Erfgoed

No need to tell anybody that lace belongs to the Belgian heritage!

Ask any foreign visitor to talk about Belgium and you'll soon hear: beer, chocolate and lace...

Flanders has a longstanding tradition in the development of lace. Ever since its first appearance it was called Flanders' lace. The production was concentrated around the bigger cities and every region developed little differences that made a typical lace. So we speak about Mechlin lace, Brussels' lace, lace from Beveren, Turnhout, Binche, Valenciennes... Sometimes it was called after the country where it was made for: Puntos de España, Point d'Angleterre.

Ever since the occurance of lace, there were two big 'families':

the bobbin lace: thread was winded on bobbins and by twisting and crossing the bobbins a motiv or design was created.

the needle lace developped from embroidery.

During the 17th and 18th century lace was very fashionable. Flanders' lace was very valuable and sought after. Techniques were passed on over generations and almost every house in Flanders had its lace pillow. There were school to teach the lace techniques. Most of them were in East Flanders.

The industrial revolution (19th century) meant the end for home made lace. The lace makers found a better paid job in factories and the lace pillow was put aside. Some schools remained until the second world war, mainly convents.

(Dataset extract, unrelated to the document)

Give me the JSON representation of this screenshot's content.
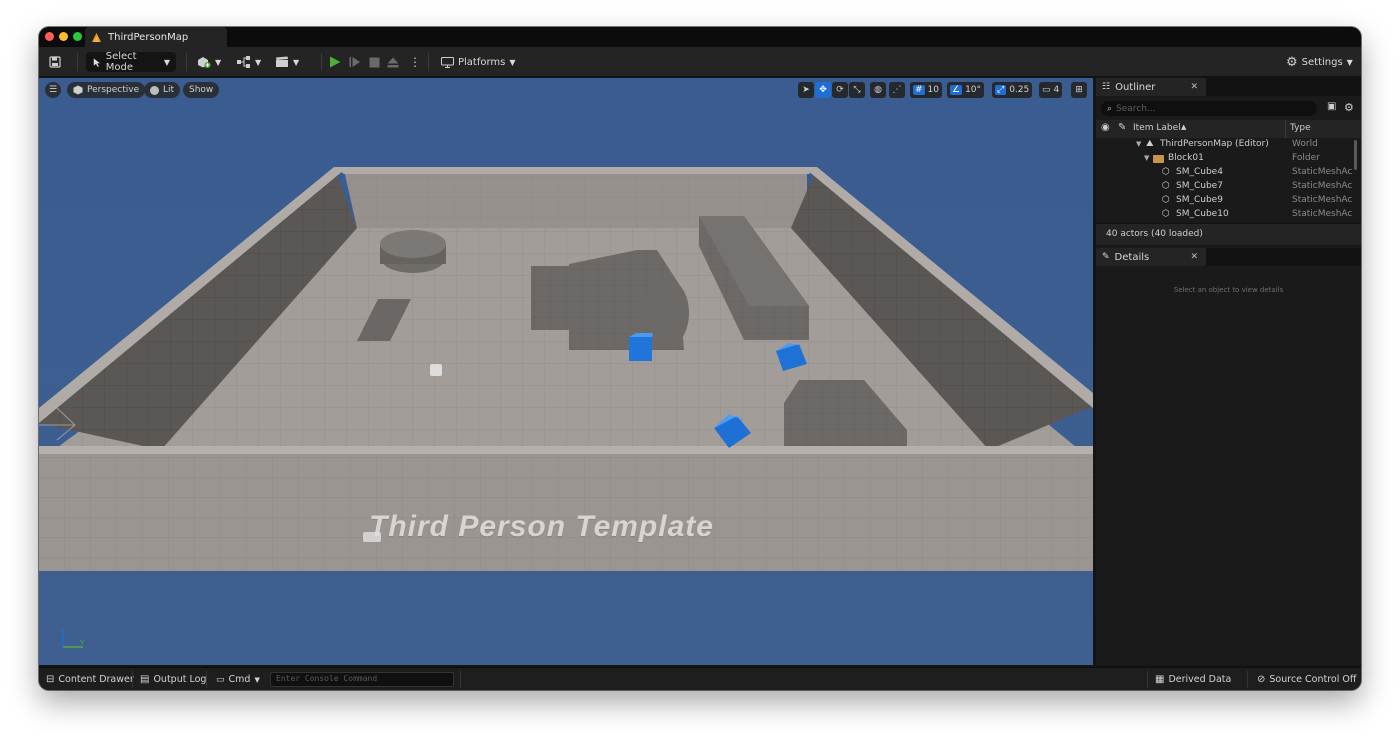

Lace making remains a marvellous art. From an economical point of vue it may seem less interesting, but through studying the old techniques, by preserving them and passing them on, we can promote our beautiful laces. By using new materials and introducing differents arts into the lace world, we create pieces of art that keep on amazing the visitors of our lace exhibitions.

It's no wonder that Flanders' lace belongs to the immaterial heritage in Belgium and we are proud to be part of it!